India’s sales of diesel in the first half of September rose from the same period a month earlier, as monsoon rains eased and the government relaxed restrictions in the latest phase of its six-month Covid-19 lockdown ending this month. Gasoline sales also rose during the same period.
Diesel use in the first two weeks of September increased by 20pc to 1.06mn b/d from 885,000 b/d during the same period in August but declined by 6pc from 1.12mn b/d a year earlier as the economy continued to suffer from a rapid rise in Covid-19 cases in the country, according to preliminary data from state-run refiners, which account for around 90pc of India’s domestic fuel sales.
India’s gasoline sales in the first half of September rose to 544,000 b/d, up by 2pc from 532,000 b/d a year earlier and by 7pc from 507,000 b/d in the first half of August.
Sales of gasoline, which is increasingly being used as a substitute for diesel, are rising partly because most travel restrictions have been lifted and consumers are switching to gasoline-fuelled vehicles from diesel-powered ones.
LPG use rose by 13pc on the year in the first two weeks of September and by a similar rate on the month. Jet fuel consumption rose by 16pc on the month as domestic flights increased operations, but fell by 60pc from a year earlier.
It is unclear how fuel demand is recovering despite a contraction in India’s economy. The country’s economy contracted by 24pc in April-June and is forecast to shrink by around 15pc in the 12 months to the end of March 2021, according to US bank Goldman Sachs. Economists expect a contraction in the July-September quarter also. There is no independent fuel use forecast, with only government data available.

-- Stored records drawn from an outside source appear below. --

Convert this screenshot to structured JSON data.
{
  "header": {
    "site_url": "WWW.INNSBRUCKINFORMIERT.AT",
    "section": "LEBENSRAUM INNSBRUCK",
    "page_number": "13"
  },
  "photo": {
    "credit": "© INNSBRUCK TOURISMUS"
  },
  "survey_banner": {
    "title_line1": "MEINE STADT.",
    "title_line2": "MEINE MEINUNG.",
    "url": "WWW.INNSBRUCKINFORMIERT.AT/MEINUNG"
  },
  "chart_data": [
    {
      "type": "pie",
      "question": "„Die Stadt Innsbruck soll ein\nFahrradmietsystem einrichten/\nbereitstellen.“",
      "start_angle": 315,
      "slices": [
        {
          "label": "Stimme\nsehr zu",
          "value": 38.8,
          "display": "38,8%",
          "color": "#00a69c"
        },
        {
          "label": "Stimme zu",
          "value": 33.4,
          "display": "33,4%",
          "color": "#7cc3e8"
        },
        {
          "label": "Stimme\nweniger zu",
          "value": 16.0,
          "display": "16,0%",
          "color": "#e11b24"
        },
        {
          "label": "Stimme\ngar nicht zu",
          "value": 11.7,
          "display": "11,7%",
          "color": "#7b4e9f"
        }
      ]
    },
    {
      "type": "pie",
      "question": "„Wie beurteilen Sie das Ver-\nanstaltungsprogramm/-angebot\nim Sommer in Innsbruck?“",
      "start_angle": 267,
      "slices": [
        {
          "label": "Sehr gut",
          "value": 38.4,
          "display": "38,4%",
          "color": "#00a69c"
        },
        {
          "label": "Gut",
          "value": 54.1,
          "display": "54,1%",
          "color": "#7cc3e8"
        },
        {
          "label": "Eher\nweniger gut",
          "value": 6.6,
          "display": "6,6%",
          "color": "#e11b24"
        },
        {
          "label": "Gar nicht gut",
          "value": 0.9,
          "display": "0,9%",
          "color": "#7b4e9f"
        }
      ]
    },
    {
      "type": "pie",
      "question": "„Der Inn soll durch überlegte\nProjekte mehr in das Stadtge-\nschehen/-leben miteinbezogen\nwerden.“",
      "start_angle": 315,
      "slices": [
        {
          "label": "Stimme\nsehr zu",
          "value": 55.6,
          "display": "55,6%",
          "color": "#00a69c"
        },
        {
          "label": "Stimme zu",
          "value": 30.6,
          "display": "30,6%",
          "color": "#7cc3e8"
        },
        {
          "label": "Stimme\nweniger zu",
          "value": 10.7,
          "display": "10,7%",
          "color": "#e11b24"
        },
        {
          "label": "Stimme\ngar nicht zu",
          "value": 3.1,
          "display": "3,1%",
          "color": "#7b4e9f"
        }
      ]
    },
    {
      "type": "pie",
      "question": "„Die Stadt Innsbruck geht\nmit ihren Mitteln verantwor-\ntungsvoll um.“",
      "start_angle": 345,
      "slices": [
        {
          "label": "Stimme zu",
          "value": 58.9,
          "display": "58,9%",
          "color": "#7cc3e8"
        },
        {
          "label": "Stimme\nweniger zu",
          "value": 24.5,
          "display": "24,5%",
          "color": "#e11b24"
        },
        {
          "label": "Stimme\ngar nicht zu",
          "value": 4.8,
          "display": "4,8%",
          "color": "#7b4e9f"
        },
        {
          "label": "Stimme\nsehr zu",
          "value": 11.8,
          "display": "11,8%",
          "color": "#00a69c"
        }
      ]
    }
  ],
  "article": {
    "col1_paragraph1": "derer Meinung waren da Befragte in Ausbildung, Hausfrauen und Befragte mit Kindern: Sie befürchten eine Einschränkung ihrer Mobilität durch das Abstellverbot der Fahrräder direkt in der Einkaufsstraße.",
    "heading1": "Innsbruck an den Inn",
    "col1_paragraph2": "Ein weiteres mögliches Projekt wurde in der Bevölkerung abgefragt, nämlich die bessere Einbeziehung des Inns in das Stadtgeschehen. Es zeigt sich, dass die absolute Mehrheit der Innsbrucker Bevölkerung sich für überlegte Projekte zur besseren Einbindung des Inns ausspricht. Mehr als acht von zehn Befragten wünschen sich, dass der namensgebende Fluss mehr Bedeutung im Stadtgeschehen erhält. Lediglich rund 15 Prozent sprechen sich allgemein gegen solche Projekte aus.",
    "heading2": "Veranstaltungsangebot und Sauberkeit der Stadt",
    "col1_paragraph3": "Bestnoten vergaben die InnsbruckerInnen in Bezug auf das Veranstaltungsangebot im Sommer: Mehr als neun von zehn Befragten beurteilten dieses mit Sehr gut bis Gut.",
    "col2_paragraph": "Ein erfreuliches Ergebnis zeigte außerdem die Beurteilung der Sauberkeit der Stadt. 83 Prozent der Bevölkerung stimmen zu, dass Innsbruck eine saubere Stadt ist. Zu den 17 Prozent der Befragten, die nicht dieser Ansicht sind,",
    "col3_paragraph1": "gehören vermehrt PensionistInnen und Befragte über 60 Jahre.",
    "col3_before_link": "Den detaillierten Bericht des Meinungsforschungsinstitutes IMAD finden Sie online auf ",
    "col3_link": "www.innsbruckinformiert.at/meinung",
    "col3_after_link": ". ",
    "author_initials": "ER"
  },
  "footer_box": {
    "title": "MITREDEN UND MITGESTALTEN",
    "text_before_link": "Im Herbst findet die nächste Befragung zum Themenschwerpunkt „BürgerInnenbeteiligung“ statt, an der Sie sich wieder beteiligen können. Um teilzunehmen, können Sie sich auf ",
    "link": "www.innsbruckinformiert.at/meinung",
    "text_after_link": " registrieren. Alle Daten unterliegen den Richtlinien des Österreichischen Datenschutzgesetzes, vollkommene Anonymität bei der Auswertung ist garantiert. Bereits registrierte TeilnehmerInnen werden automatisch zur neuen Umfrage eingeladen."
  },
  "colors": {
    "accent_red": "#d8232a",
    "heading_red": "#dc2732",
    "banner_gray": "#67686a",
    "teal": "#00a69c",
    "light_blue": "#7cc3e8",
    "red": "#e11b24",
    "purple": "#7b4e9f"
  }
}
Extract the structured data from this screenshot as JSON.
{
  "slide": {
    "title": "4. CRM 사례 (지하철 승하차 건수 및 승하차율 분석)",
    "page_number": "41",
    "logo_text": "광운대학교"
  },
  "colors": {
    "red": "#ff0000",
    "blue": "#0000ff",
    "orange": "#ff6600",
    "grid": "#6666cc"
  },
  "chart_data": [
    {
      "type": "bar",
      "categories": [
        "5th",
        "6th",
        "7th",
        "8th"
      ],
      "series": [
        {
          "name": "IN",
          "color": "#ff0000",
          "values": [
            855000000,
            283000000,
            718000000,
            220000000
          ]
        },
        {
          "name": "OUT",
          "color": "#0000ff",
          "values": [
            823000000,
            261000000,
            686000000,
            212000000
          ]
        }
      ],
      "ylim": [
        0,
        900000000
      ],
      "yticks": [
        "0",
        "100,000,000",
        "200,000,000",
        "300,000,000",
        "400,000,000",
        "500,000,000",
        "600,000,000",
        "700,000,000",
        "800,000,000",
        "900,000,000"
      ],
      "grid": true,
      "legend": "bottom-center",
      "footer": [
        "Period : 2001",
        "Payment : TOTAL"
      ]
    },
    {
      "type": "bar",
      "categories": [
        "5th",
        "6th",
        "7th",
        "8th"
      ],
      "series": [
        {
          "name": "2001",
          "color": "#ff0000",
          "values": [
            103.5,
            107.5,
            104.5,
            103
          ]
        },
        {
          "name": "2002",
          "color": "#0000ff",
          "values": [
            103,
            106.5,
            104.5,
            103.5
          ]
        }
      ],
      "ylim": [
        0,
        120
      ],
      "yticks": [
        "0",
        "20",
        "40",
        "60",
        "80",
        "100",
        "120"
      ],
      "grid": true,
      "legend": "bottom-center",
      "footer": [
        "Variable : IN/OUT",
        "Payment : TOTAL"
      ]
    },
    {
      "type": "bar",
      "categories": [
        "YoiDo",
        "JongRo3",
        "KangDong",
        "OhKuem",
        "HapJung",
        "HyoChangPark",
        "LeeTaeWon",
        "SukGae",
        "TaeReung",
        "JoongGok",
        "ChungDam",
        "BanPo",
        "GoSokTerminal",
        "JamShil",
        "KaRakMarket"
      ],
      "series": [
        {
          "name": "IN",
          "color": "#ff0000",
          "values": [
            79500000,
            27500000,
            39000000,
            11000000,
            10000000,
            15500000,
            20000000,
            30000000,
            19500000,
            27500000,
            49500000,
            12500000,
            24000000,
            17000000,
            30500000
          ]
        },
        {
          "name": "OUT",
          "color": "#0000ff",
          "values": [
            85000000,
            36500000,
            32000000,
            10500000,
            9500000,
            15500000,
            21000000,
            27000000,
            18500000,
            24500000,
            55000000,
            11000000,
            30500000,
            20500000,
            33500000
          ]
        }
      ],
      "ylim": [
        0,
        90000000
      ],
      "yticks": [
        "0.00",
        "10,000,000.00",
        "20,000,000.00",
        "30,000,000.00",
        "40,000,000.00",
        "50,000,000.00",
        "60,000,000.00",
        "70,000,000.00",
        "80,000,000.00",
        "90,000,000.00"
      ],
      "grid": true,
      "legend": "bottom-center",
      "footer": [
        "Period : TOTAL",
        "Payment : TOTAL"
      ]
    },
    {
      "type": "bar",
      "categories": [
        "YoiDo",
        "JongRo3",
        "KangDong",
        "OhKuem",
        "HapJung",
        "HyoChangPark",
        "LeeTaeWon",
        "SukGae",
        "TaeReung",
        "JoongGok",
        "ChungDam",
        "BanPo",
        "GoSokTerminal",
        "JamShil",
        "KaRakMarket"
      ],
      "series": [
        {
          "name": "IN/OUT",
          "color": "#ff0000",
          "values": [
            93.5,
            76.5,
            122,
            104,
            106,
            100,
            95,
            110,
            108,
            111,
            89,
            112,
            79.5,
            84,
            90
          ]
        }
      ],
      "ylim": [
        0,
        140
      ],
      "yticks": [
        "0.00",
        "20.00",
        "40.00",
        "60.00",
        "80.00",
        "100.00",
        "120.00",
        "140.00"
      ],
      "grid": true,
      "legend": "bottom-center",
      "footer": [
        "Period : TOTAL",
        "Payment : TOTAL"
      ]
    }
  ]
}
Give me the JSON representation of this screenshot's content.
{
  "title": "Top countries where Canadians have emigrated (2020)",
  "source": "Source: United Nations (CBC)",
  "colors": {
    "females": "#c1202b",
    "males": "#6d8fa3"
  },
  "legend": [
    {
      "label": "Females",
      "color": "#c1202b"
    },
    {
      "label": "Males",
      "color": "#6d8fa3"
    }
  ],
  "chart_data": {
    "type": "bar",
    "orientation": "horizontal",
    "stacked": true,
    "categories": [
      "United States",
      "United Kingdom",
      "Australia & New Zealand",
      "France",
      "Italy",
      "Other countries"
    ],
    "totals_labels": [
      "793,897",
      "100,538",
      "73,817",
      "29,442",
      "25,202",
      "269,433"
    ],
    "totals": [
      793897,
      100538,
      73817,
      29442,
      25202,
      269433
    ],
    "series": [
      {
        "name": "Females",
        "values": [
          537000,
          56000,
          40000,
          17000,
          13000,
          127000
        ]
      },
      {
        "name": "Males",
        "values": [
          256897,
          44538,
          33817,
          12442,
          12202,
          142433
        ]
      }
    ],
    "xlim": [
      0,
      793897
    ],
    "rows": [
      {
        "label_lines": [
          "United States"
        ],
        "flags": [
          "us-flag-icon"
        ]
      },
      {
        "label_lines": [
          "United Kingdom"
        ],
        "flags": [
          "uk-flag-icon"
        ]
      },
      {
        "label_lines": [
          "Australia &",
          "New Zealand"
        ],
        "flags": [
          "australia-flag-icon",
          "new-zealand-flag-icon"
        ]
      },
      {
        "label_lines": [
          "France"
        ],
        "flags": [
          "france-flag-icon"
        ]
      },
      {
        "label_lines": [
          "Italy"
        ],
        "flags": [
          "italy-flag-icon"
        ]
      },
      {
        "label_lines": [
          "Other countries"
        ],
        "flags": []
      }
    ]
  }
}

Fuel demand typically rises during the festive period of October-December, but rising Covid-19 cases count may temper consumption. India has overtaken Brazil to become the second-worst country hit by the outbreak and will exceed the US by early October at current growth rates. Cases have been rising at over 90,000/d over the past few days, a global record, and have exceeded 5.2mn.
A slowdown in overall consumer demand, fuelled by record job losses, will continue to crimp fuel use this year. Nearly 6.6mn white collar workers, including engineers and teachers, lost their jobs from May-August compared with over 18mn people employed in March, taking the country’s total number of workers to the lowest level since 2016 of 12.2mn. Five million factory workers also lost their jobs during the period, according to Mumbai-based think tank the Centre for Monitoring Indian Economy.
Sales of diesel, India’s most-consumed oil product, averaged 1.17mn b/d in the whole of August, down from 1.33mn b/d in July and 1.47mn b/d in August 2019, according to oil ministry data. Gasoline consumption fared slightly better, rising to 649,000 b/d in August from 616,000 b/d in July, although this was still over 50,000 b/d lower from the same period last year.